First, being from Mexico does not put him above scrutiny for perpetuating racism or white supremacy. Only in the US do we imagine everyone from south of the border to be part of some all-encompassing non-white race. The reality is that Latin American nations have the same ethnic diversity as the US, and with it, many of the same experiences of racism. Spanish-born and descended people have historically been part of a privileged class, while people of African, Indigenous, and mixed descent have been accorded lower status. I happen to know a few people from Gomez's hometown of Monterrey: one was rejected by his girlfriend's family for being "too indian" for their taste, in case you need evidence that racism lives south of the border, too. Ed's "well he's Mexican" rejoinder comes off as glib and uninformed.

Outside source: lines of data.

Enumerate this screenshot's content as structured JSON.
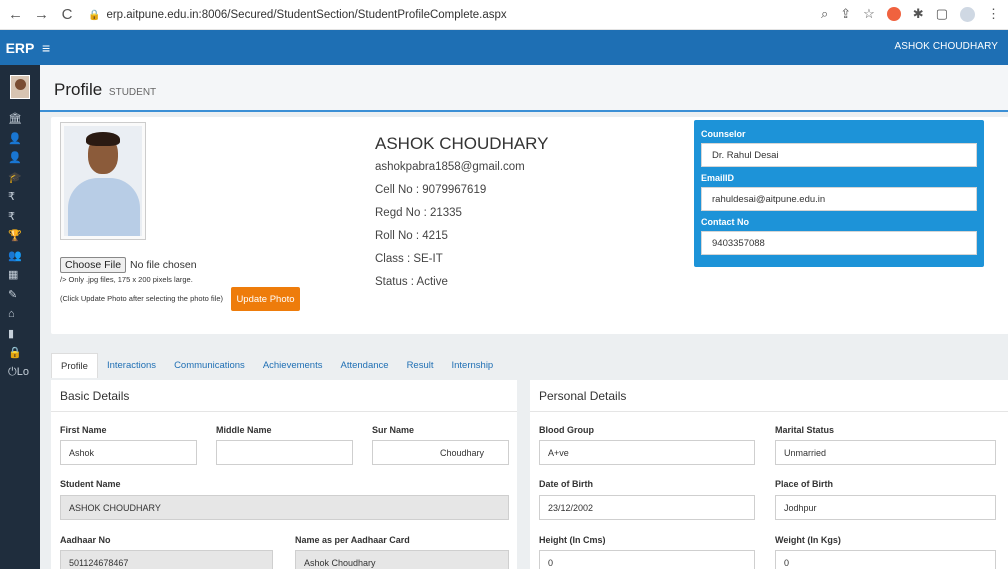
{
  "browser": {
    "url": "erp.aitpune.edu.in:8006/Secured/StudentSection/StudentProfileComplete.aspx"
  },
  "topbar": {
    "brand": "ERP",
    "user_name": "ASHOK CHOUDHARY"
  },
  "sidebar": {
    "items": [
      {
        "icon": "bank-icon",
        "glyph": "🏛"
      },
      {
        "icon": "user-icon",
        "glyph": "👤"
      },
      {
        "icon": "user-alt-icon",
        "glyph": "👤"
      },
      {
        "icon": "graduation-cap-icon",
        "glyph": "🎓"
      },
      {
        "icon": "rupee-icon",
        "glyph": "₹"
      },
      {
        "icon": "rupee-alt-icon",
        "glyph": "₹"
      },
      {
        "icon": "trophy-icon",
        "glyph": "🏆"
      },
      {
        "icon": "users-icon",
        "glyph": "👥"
      },
      {
        "icon": "id-card-icon",
        "glyph": "▦"
      },
      {
        "icon": "edit-icon",
        "glyph": "✎"
      },
      {
        "icon": "home-icon",
        "glyph": "⌂"
      },
      {
        "icon": "book-icon",
        "glyph": "▮"
      },
      {
        "icon": "lock-icon",
        "glyph": "🔒"
      }
    ],
    "logout_label": "Lo"
  },
  "page": {
    "title": "Profile",
    "subtitle": "STUDENT"
  },
  "profile": {
    "file_button": "Choose File",
    "file_status": "No file chosen",
    "hint_size": "/> Only .jpg files, 175 x 200 pixels large.",
    "hint_click": "(Click Update Photo after selecting the photo file)",
    "update_button": "Update Photo",
    "name": "ASHOK CHOUDHARY",
    "email": "ashokpabra1858@gmail.com",
    "cell": "Cell No : 9079967619",
    "regd": "Regd No : 21335",
    "roll": "Roll No : 4215",
    "class": "Class : SE-IT",
    "status": "Status : Active"
  },
  "counselor": {
    "label_counselor": "Counselor",
    "counselor_name": "Dr. Rahul Desai",
    "label_email": "EmailID",
    "email": "rahuldesai@aitpune.edu.in",
    "label_contact": "Contact No",
    "contact": "9403357088"
  },
  "tabs": [
    "Profile",
    "Interactions",
    "Communications",
    "Achievements",
    "Attendance",
    "Result",
    "Internship"
  ],
  "basic": {
    "heading": "Basic Details",
    "first_name_label": "First Name",
    "first_name": "Ashok",
    "middle_name_label": "Middle Name",
    "middle_name": "",
    "sur_name_label": "Sur Name",
    "sur_name": "Choudhary",
    "student_name_label": "Student Name",
    "student_name": "ASHOK CHOUDHARY",
    "aadhaar_label": "Aadhaar No",
    "aadhaar": "501124678467",
    "aadhaar_name_label": "Name as per Aadhaar Card",
    "aadhaar_name": "Ashok Choudhary"
  },
  "personal": {
    "heading": "Personal Details",
    "blood_group_label": "Blood Group",
    "blood_group": "A+ve",
    "marital_label": "Marital Status",
    "marital": "Unmarried",
    "dob_label": "Date of Birth",
    "dob": "23/12/2002",
    "pob_label": "Place of Birth",
    "pob": "Jodhpur",
    "height_label": "Height (In Cms)",
    "height": "0",
    "weight_label": "Weight (In Kgs)",
    "weight": "0"
  }
}
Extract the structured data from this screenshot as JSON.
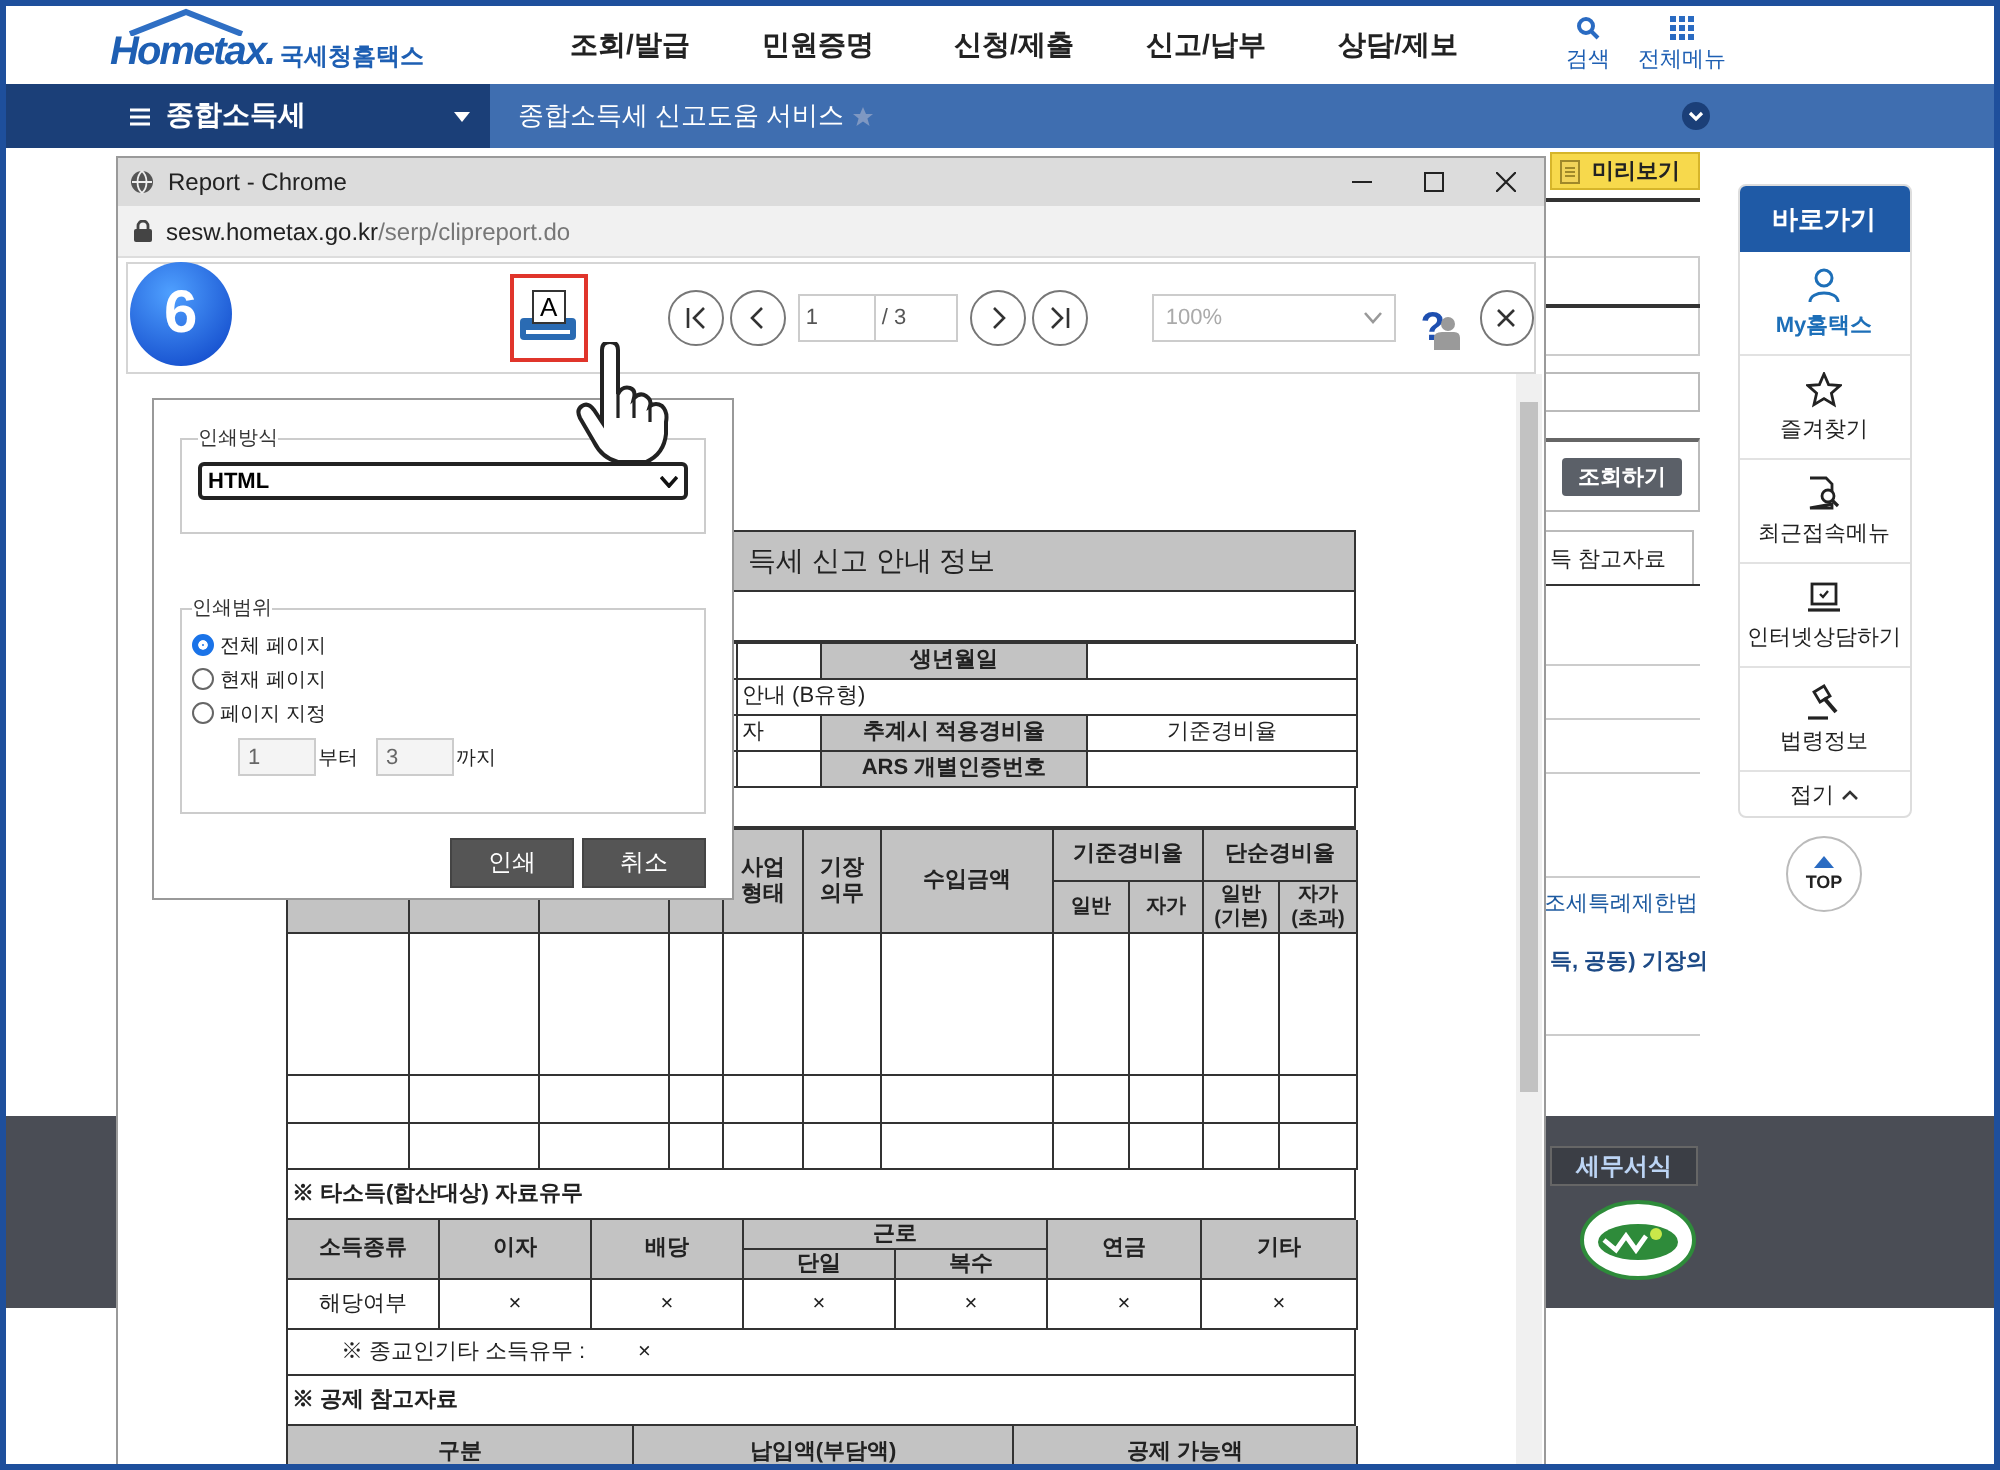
{
  "header": {
    "logo": "Hometax.",
    "brand": "국세청홈택스",
    "menu": [
      "조회/발급",
      "민원증명",
      "신청/제출",
      "신고/납부",
      "상담/제보"
    ],
    "search": "검색",
    "all_menu": "전체메뉴"
  },
  "nav": {
    "section": "종합소득세",
    "breadcrumb": "종합소득세 신고도움 서비스"
  },
  "page": {
    "preview": "미리보기",
    "search_button": "조회하기",
    "tab": "득 참고자료",
    "law_link": "조세특례제한법",
    "note": "득, 공동) 기장의"
  },
  "quick_menu": {
    "title": "바로가기",
    "items": [
      {
        "label": "My홈택스",
        "highlighted": true
      },
      {
        "label": "즐겨찾기",
        "highlighted": false
      },
      {
        "label": "최근접속메뉴",
        "highlighted": false
      },
      {
        "label": "인터넷상담하기",
        "highlighted": false
      },
      {
        "label": "법령정보",
        "highlighted": false
      }
    ],
    "collapse": "접기",
    "top": "TOP"
  },
  "footer": {
    "forms_button": "세무서식"
  },
  "popup": {
    "title": "Report - Chrome",
    "url_host": "sesw.hometax.go.kr",
    "url_path": "/serp/clipreport.do",
    "step": "6",
    "toolbar": {
      "print_label": "A",
      "print_highlighted": true,
      "page": "1",
      "total": "/ 3",
      "zoom": "100%",
      "zoom_disabled": true,
      "help": "?"
    },
    "print_dialog": {
      "method_legend": "인쇄방식",
      "method": "HTML",
      "range_legend": "인쇄범위",
      "options": [
        {
          "label": "전체 페이지",
          "selected": true
        },
        {
          "label": "현재 페이지",
          "selected": false
        },
        {
          "label": "페이지 지정",
          "selected": false
        }
      ],
      "from": "1",
      "from_label": "부터",
      "to": "3",
      "to_label": "까지",
      "buttons": [
        "인쇄",
        "취소"
      ]
    },
    "report": {
      "title": "득세 신고 안내 정보",
      "info_rows": [
        {
          "kind": "pair",
          "label": "생년월일"
        },
        {
          "kind": "note",
          "text": "안내 (B유형)"
        },
        {
          "kind": "pair",
          "lead": "자",
          "label": "추계시 적용경비율",
          "value": "기준경비율"
        },
        {
          "kind": "pair",
          "label": "ARS 개별인증번호"
        }
      ],
      "income_columns": [
        "사업\n형태",
        "기장\n의무",
        "수입금액"
      ],
      "rate_groups": [
        {
          "label": "기준경비율",
          "sub": [
            "일반",
            "자가"
          ]
        },
        {
          "label": "단순경비율",
          "sub": [
            "일반\n(기본)",
            "자가\n(초과)"
          ]
        }
      ],
      "other_heading": "※ 타소득(합산대상) 자료유무",
      "other_row_header": "소득종류",
      "other_columns": [
        {
          "label": "이자"
        },
        {
          "label": "배당"
        },
        {
          "label": "근로",
          "sub": [
            "단일",
            "복수"
          ]
        },
        {
          "label": "연금"
        },
        {
          "label": "기타"
        }
      ],
      "other_row_label": "해당여부",
      "other_marks": [
        "×",
        "×",
        "×",
        "×",
        "×",
        "×"
      ],
      "religious_label": "※ 종교인기타 소득유무 :",
      "religious_mark": "×",
      "deduction_heading": "※ 공제 참고자료",
      "deduction_columns": [
        "구분",
        "납입액(부담액)",
        "공제 가능액"
      ]
    }
  }
}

Ed also errs in calling liberation theology a Christian heresy. The CDF has taken the movement to task for excesses, such as naively engaging Marxist thought or overemphasizing material liberation at the expense of spiritual liberation promised by faith in Christ, but liberation theology has not been condemned in the same terms as gnosticism or Pelagianism. I would challenge Ed to read Fr. Gutierrez's A Theology of Liberation and call it heretical.

I read The Pillar for its analysis of the life of the Church, and usually I find it very edifying. In this case, I would want to see Ed analyze the impact of Gomez's comments on a Church having its own racial reckoning: do they alienate Catholics who see it as their duty to combat racism? Do they offer a positive, concrete vision for how Catholics should work for racial justice? Do they even accurately characterize social justice advocates in the first place? All signs indicate that Ed has not done the listening, and lacks the knowledge, to address those questions.

The best race-related coverage Ed or JD ever did was the Gloria Purvis interview on Editor's Desk. It was the best because JD just asked questions and then let Gloria do her thing. Having a race-conscious voice heard, uninterrupted, was a blessing. It's a real blindspot for The Pillar not to have such a voice to do coverage of stories like Gomez's remarks. America is a nation that has been obsessed with race, and therefore the Church in America has absorbed much of that pathology. The Pillar is remiss to want to analyze the life of the Church without having someone around who can do race-conscious analysis. Maybe that's what is on my subscriber wish-list: hire a faithful, orthodox catholic who can engage these issues critically, and then get out of their way.